In response to the housing crisis of 2008, Congress included two provisions in the Housing and Economic Recovery Act of 2008 that were intended to assist the housing sector. First, HERA provided that interest on qualified private activity bonds issued for (1) qualified residential rental projects, (2) qualified mortgage bonds, and (3) qualified veterans' mortgage bonds would not be subject to the AMT. In addition, HERA also created an additional $11 billion of volume cap space for bonds issued for qualified mortgage bonds and qualified bonds for residential rental projects. The cap space was designated for 2008 but could have been carried forward through 2010.
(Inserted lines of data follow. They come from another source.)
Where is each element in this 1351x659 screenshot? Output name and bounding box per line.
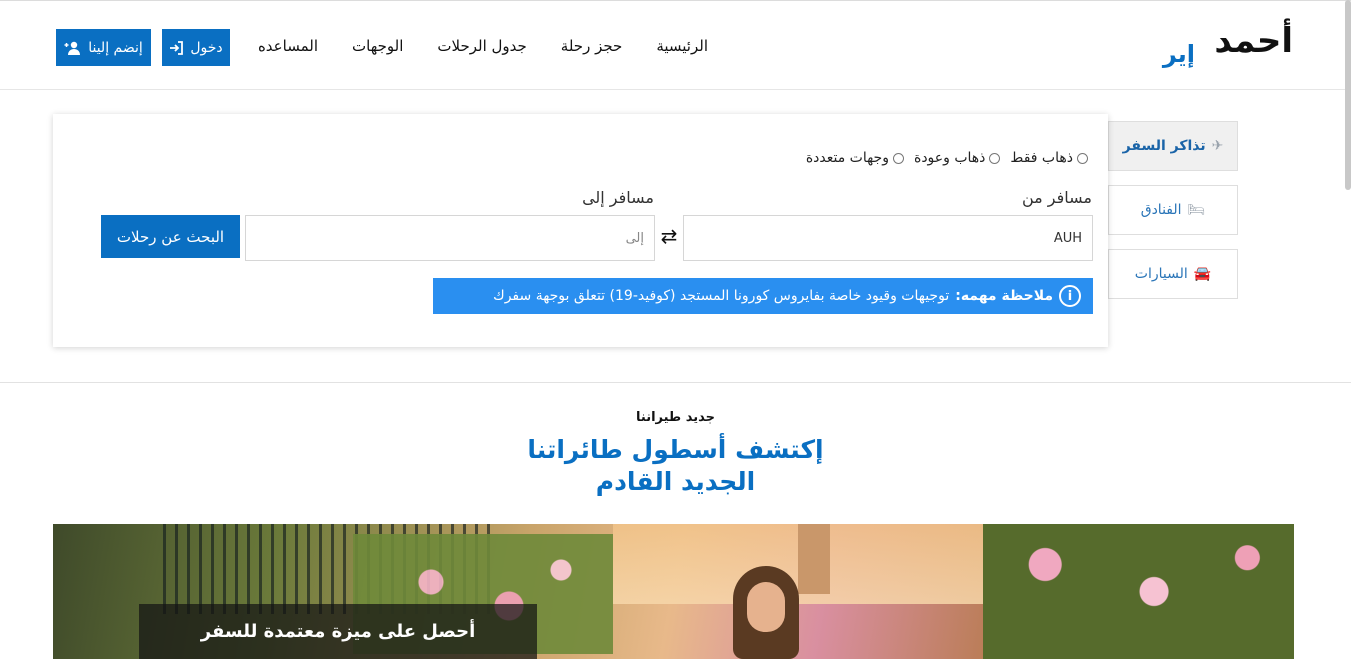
- trip-type-options: ذهاب فقط ذهاب وعودة وجهات متعددة: [806, 150, 1088, 166]
- radio-round-trip[interactable]: [989, 152, 1001, 164]
- tab-cars[interactable]: 🚘 السيارات: [1108, 249, 1238, 299]
- to-label: مسافر إلى: [582, 188, 654, 207]
- login-button[interactable]: دخول: [162, 29, 230, 66]
- trip-type-round-trip[interactable]: ذهاب وعودة: [913, 150, 1001, 166]
- scrollbar[interactable]: [1345, 0, 1351, 190]
- fleet-headline-line1: إكتشف أسطول طائراتنا: [527, 435, 824, 464]
- tab-flights[interactable]: ✈ تذاكر السفر: [1108, 121, 1238, 171]
- covid-notice[interactable]: i ملاحظة مهمه: توجيهات وقيود خاصة بفايرو…: [433, 278, 1093, 314]
- banner-flowers-right: [983, 524, 1294, 659]
- trip-type-round-trip-label: ذهاب وعودة: [913, 150, 986, 166]
- main-nav: الرئيسية حجز رحلة جدول الرحلات الوجهات ا…: [241, 27, 725, 65]
- trip-type-multi-city[interactable]: وجهات متعددة: [806, 150, 904, 166]
- fleet-eyebrow: جديد طيراننا: [636, 410, 715, 425]
- tab-cars-label: السيارات: [1134, 266, 1188, 282]
- plane-icon: ✈: [1211, 138, 1224, 154]
- search-flights-button[interactable]: البحث عن رحلات: [101, 215, 240, 258]
- tab-hotels-label: الفنادق: [1140, 202, 1182, 218]
- sign-in-icon: [170, 40, 184, 55]
- tab-hotels[interactable]: 🛏 الفنادق: [1108, 185, 1238, 235]
- from-input[interactable]: [683, 215, 1093, 261]
- tab-flights-label: تذاكر السفر: [1122, 138, 1206, 154]
- nav-item-home[interactable]: الرئيسية: [639, 27, 725, 65]
- login-label: دخول: [190, 39, 223, 56]
- logo-main-text: أحمد: [1214, 21, 1294, 61]
- nav-item-flight-schedule[interactable]: جدول الرحلات: [420, 27, 543, 65]
- swap-icon[interactable]: ⇄: [657, 224, 681, 248]
- car-icon: 🚘: [1193, 266, 1212, 282]
- bed-icon: 🛏: [1187, 202, 1206, 218]
- nav-item-book-flight[interactable]: حجز رحلة: [544, 27, 640, 65]
- banner-person: [733, 566, 799, 659]
- from-label: مسافر من: [1021, 188, 1092, 207]
- logo-sub-text: إير: [1162, 40, 1195, 68]
- trip-type-one-way-label: ذهاب فقط: [1010, 150, 1073, 166]
- notice-title: ملاحظة مهمه:: [955, 288, 1053, 304]
- trip-type-multi-city-label: وجهات متعددة: [805, 150, 889, 166]
- nav-item-help[interactable]: المساعده: [241, 27, 335, 65]
- user-plus-icon: [64, 41, 81, 55]
- flight-search-panel: ذهاب فقط ذهاب وعودة وجهات متعددة مسافر م…: [53, 114, 1108, 347]
- to-input[interactable]: [245, 215, 655, 261]
- fleet-headline: إكتشف أسطول طائراتنا الجديد القادم: [0, 434, 1351, 498]
- notice-text: توجيهات وقيود خاصة بفايروس كورونا المستج…: [493, 288, 950, 304]
- promo-banner[interactable]: أحصل على ميزة معتمدة للسفر: [53, 524, 1294, 659]
- nav-item-destinations[interactable]: الوجهات: [335, 27, 420, 65]
- section-divider: [0, 382, 1351, 383]
- banner-person-face: [747, 582, 785, 632]
- join-button[interactable]: إنضم إلينا: [56, 29, 151, 66]
- radio-one-way[interactable]: [1077, 152, 1088, 164]
- banner-pillar: [798, 524, 830, 594]
- logo[interactable]: أحمد إير: [1162, 19, 1294, 71]
- radio-multi-city[interactable]: [892, 152, 904, 164]
- fleet-headline-line2: الجديد القادم: [595, 467, 756, 496]
- info-icon: i: [1059, 285, 1081, 307]
- trip-type-one-way[interactable]: ذهاب فقط: [1010, 150, 1088, 166]
- banner-caption: أحصل على ميزة معتمدة للسفر: [139, 604, 537, 659]
- join-label: إنضم إلينا: [88, 39, 143, 56]
- site-header: أحمد إير الرئيسية حجز رحلة جدول الرحلات …: [0, 0, 1351, 90]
The American Recovery and Reinvestment Act of 2009

In response to the financial crisis and economic recession, Congress included several bond related provisions in the American Recovery and Reinvestment Act of 2009. Three provisions were intended to make bond finance less expensive for the designated projects. One expanded the definition of qualified manufacturing facilities (under §144(a)(12)(C)) to include the creation and production of intangible property including patents, copyrights, formulae, etc. Before ARRA, only tangible property was eligible. The second created a new category of private activity bond called "recovery zone facility bonds". The bonds were to be used for investment in infrastructure, job training, education, and economic development in economically distressed areas. The bonds, which were subject to a separate national cap of $15 billion, were allocated to the states based on the decline in employment in 2008. The bonds were eligible to be issued in 2009 and 2010.

A third provision provided $2 billion for tribal governments to issue tax-exempt bonds for economic development purposes. The tax code currently allows tribal governments to issue debt for "essential government services" only. Many economic development projects would not have qualified absent this ARRA provision.